What’s driving the Airtel Africa share value surge?
Airtel Africa has been on my radar for some time, and Thursday’s (30 January) fab outcomes jogged my memory of its large potential. The corporate operates throughout 14 fast-growing African markets, the place demand for telecoms and cellular cash companies continues to develop.
Within the 9 months to 31 December, the group’s complete buyer base rose 7.9% to 163.1m, whereas knowledge buyer numbers surged 13.8%.
Income jumped 20.4% in fixed foreign money phrases, with cellular cash income alone rising 29.6%. Revenue after tax skyrocketed from simply $2m to $248m 12 months on 12 months.
CEO Sunil Taldar was bullish about Airtel’s prospects, highlighting the corporate’s “concentrate on velocity and high quality execution”.
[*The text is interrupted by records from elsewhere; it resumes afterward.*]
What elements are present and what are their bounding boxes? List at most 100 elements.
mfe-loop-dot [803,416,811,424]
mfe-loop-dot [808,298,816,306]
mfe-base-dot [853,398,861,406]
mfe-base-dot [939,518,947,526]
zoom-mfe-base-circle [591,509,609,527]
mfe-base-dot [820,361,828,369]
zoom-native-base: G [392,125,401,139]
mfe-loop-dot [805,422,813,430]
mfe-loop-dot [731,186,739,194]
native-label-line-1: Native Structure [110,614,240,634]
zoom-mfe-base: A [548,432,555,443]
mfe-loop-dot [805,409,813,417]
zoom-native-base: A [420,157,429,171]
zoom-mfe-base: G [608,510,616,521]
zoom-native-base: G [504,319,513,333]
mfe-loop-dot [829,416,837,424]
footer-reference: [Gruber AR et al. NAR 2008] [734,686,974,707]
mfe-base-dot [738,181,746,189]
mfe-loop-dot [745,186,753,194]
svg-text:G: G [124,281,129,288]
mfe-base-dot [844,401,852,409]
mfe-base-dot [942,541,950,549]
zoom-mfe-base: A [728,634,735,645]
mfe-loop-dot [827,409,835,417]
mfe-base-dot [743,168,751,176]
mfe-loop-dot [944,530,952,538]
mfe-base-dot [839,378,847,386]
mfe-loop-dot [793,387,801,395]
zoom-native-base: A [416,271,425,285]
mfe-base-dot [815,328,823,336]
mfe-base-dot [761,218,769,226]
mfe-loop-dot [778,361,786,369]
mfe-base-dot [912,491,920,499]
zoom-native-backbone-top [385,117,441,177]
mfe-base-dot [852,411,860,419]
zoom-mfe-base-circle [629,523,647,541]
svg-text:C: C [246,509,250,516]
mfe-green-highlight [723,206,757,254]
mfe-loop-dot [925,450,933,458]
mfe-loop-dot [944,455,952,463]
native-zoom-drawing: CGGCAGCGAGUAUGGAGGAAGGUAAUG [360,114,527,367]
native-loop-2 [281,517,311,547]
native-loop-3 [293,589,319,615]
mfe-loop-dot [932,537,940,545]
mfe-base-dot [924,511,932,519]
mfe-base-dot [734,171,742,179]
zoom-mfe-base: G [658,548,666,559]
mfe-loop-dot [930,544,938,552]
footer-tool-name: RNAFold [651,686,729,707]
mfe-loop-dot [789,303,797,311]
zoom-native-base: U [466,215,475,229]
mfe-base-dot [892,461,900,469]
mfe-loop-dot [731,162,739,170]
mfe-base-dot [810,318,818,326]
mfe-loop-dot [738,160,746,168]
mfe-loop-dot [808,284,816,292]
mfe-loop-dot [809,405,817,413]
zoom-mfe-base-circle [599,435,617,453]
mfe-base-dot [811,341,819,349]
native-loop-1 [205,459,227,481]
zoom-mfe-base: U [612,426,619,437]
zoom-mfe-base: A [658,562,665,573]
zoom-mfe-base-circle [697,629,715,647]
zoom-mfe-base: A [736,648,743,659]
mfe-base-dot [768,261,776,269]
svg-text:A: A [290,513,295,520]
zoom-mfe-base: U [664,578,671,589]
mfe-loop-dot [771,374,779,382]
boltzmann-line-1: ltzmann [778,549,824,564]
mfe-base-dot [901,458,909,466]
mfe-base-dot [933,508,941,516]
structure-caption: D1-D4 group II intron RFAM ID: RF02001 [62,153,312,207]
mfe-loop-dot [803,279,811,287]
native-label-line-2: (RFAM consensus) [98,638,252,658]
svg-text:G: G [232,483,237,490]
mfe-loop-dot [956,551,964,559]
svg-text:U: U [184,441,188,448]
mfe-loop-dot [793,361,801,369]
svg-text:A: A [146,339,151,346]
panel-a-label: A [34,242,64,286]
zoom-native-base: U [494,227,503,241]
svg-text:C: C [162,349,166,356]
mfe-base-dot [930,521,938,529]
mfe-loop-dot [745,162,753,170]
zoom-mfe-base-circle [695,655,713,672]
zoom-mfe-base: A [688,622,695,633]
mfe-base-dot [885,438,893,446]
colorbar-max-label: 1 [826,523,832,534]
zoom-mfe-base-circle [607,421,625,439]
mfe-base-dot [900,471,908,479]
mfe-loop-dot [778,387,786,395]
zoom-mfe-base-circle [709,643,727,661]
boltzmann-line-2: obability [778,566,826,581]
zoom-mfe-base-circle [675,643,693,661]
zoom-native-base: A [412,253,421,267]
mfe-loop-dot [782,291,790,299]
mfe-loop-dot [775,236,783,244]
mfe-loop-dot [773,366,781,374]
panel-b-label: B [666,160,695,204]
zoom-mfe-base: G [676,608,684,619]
Not all of the alerts are optimistic. Foreign money devaluations stay a difficulty. Notably the devaluation of the Nigerian naira, which hit the group’s revenues as soon as transformed again into sterling phrases. This stays a difficulty, with Thursday’s outcomes displaying income declined by 5.8%, largely due to the embattled naira. They’ve been indicators of African foreign money stabilisation currently.
Can the FTSE 100 group proceed to fly?
The shares are up 27.1% this 12 months and 97% over 5 years, albeit with loads of volatility in between. So is that this the best time to purchase?
It’s at all times difficult investing after a sudden surge, as profit-taking can result in pullbacks. Airtel Africa nonetheless seems attractively valued on a ahead price-to-earnings ratio of simply 10.6 for the monetary 12 months beginning in April 2025. Nevertheless, that’s based mostly on gross sales rising virtually 200% over the 12 months forward. Any earnings miss will likely be punished.
The corporate additionally affords a good trailing dividend yield of three.3%, including an earnings ingredient to its attraction. And its ongoing growth and rising smartphone adoption in Africa does create a compelling long-term progress story.
However dangers stay. Foreign money fluctuations might proceed to hit reported earnings, however web debt is my greatest fear. This jumped from $3.28bn to $5.27bn 12 months on 12 months. That should be set towards positives corresponding to its rising buyer base, enhancing margins and share buybacks.
Given current efficiency and strategic investments, I’m preserving a more in-depth eye on this rising star. However I received’t purchase it in February. Shares so typically retreat after a dramatic leap, and this one nonetheless has dangers. It’s not the best name for me at present.